Hannah R.W.,Hatfield Marine Science Center
Fisheries Oceanography | Year: 2011
In this analysis, an atypical northward shift in the distribution of age-1 ocean shrimp (Pandalus jordani) recruits off Oregon in 2000 and 2002-2004 was linked to anomolously strong coastal upwelling winds off southern Oregon (42°N latitude) in April-July of the year of larval release (t-1). This is the first clear evidence that strong upwelling winds can depress local recruitment of ocean shrimp. Regression analysis confirmed a long-term negative correlation between loge of ocean shrimp recruitment and April sea level height (SLH) at Crescent City, California, in the year of larval release, for both northern and southern Oregon waters. The regional pattern of ocean shrimp catches and seasonal upwelling winds showed that, although the timing of the spring transition as reflected in April SLH drives ocean shrimp recruitment success off Oregon generally, the strength and consistency of spring upwelling limits the distribution of large concentrations of ocean shrimp at the southern end of the northern California/Oregon/Washington area.

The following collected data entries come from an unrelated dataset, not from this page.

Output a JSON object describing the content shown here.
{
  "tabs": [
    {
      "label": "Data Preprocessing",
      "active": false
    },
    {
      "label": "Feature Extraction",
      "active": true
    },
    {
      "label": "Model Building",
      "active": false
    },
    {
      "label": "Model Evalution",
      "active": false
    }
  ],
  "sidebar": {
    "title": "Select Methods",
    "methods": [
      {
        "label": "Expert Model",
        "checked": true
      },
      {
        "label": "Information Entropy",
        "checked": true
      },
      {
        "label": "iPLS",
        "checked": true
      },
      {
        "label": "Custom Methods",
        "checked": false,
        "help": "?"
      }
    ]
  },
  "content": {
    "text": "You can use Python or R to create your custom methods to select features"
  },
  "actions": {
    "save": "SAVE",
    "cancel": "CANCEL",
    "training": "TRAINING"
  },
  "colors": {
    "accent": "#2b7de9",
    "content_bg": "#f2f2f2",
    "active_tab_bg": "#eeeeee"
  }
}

A northward shift in 1999 and 2001-03 in the northern edge of this 'zone of maximum upwelling' is the likely cause of the weak southern Oregon recruitment and resulting atypical distribution of ocean shrimp observed off Oregon in 2000 and 2002-04, with a return to a more typical catch distribution as spring upwelling moderated in subsequent years. It is noted that a northward shift in the conditions that produce strong and steady spring upwelling winds is consistent with many predictions of global climate models under conditions of global warming. © 2011 Blackwell Publishing Ltd.